CLIPSwarm: Generating Drone Shows from Text Prompts with Vision-Language Models
Pablo Pueyo, Eduardo Montijano, Ana C. Murillo, Mac Schwager
TL;DR
CLIPSwarm addresses generating drone swarm formations from natural language by leveraging a vision-language model with prompt enrichment. It iteratively optimizes a 2D formation to maximize the CLIP similarity $CS(t, I_{f,\alpha})$ between an enriched prompt $t$ and contour images $I_{f,\alpha}$ of candidate formations, where images are produced via colored alpha-shapes. The best 2D contour is then mapped to 3D drone trajectories using the Hungarian algorithm for assignment and ORCA for collision avoidance, enabling photorealistic drone shows in simulation. The approach demonstrates autonomous, language-driven formation design without retraining foundation models and suggests avenues for handling more complex shapes and full 3D optimization.
Abstract
This paper introduces CLIPSwarm, a new algorithm designed to automate the modeling of swarm drone formations based on natural language. The algorithm begins by enriching a provided word, to compose a text prompt that serves as input to an iterative approach to find the formation that best matches the provided word.

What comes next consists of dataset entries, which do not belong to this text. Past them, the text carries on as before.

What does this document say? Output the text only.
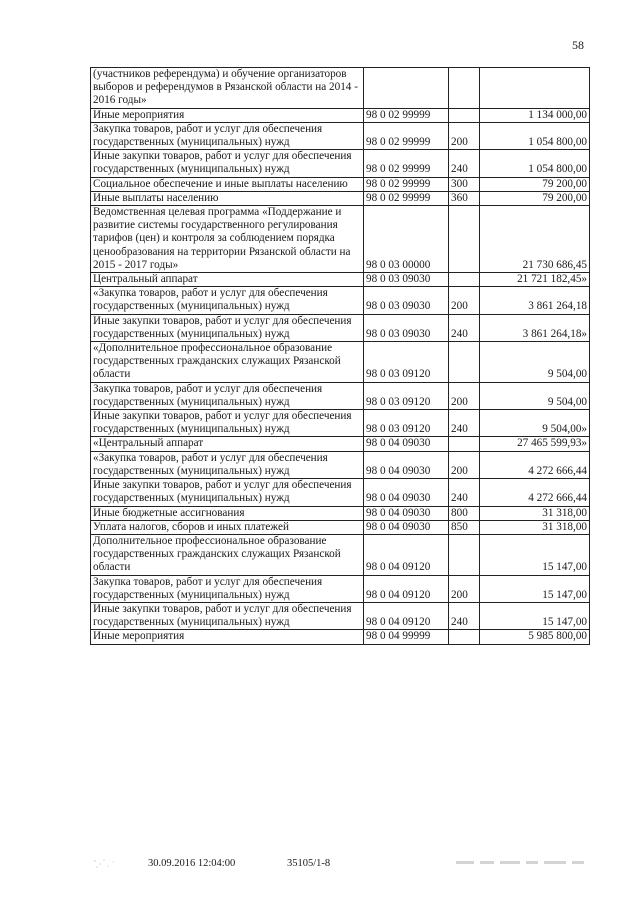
58
(участников референдума) и обучение организаторов выборов и референдумов в Рязанской области на 2014 - 2016 годы»			
Иные мероприятия	98 0 02 99999		1 134 000,00
Закупка товаров, работ и услуг для обеспечения государственных (муниципальных) нужд	98 0 02 99999	200	1 054 800,00
Иные закупки товаров, работ и услуг для обеспечения государственных (муниципальных) нужд	98 0 02 99999	240	1 054 800,00
Социальное обеспечение и иные выплаты населению	98 0 02 99999	300	79 200,00
Иные выплаты населению	98 0 02 99999	360	79 200,00
Ведомственная целевая программа «Поддержание и развитие системы государственного регулирования тарифов (цен) и контроля за соблюдением порядка ценообразования на территории Рязанской области на 2015 - 2017 годы»	98 0 03 00000		21 730 686,45
Центральный аппарат	98 0 03 09030		21 721 182,45»
«Закупка товаров, работ и услуг для обеспечения государственных (муниципальных) нужд	98 0 03 09030	200	3 861 264,18
Иные закупки товаров, работ и услуг для обеспечения государственных (муниципальных) нужд	98 0 03 09030	240	3 861 264,18»
«Дополнительное профессиональное образование государственных гражданских служащих Рязанской области	98 0 03 09120		9 504,00
Закупка товаров, работ и услуг для обеспечения государственных (муниципальных) нужд	98 0 03 09120	200	9 504,00
Иные закупки товаров, работ и услуг для обеспечения государственных (муниципальных) нужд	98 0 03 09120	240	9 504,00»
«Центральный аппарат	98 0 04 09030		27 465 599,93»
«Закупка товаров, работ и услуг для обеспечения государственных (муниципальных) нужд	98 0 04 09030	200	4 272 666,44
Иные закупки товаров, работ и услуг для обеспечения государственных (муниципальных) нужд	98 0 04 09030	240	4 272 666,44
Иные бюджетные ассигнования	98 0 04 09030	800	31 318,00
Уплата налогов, сборов и иных платежей	98 0 04 09030	850	31 318,00
Дополнительное профессиональное образование государственных гражданских служащих Рязанской области	98 0 04 09120		15 147,00
Закупка товаров, работ и услуг для обеспечения государственных (муниципальных) нужд	98 0 04 09120	200	15 147,00
Иные закупки товаров, работ и услуг для обеспечения государственных (муниципальных) нужд	98 0 04 09120	240	15 147,00
Иные мероприятия	98 0 04 99999		5 985 800,00
30.09.2016 12:04:00	35105/1-8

The algorithm iteratively refines formations of robots to align with the textual description, employing different steps for "exploration" and "exploitation". Our framework is currently evaluated on simple formation targets, limited to contour shapes. A formation is visually represented through alpha-shape contours and the most representative color is automatically found for the input word. To measure the similarity between the description and the visual representation of the formation, we use CLIP [1], encoding text and images into vectors and assessing their similarity. Subsequently, the algorithm rearranges the formation to visually represent the word more effectively, within the given constraints of available drones. Control actions are then assigned to the drones, ensuring robotic behavior and collision-free movement. Experimental results demonstrate the system's efficacy in accurately modeling robot formations from natural language descriptions. The algorithm's versatility is showcased through the execution of drone shows in photorealistic simulation with varying shapes. We refer the reader to the supplementary video for a visual reference of the results.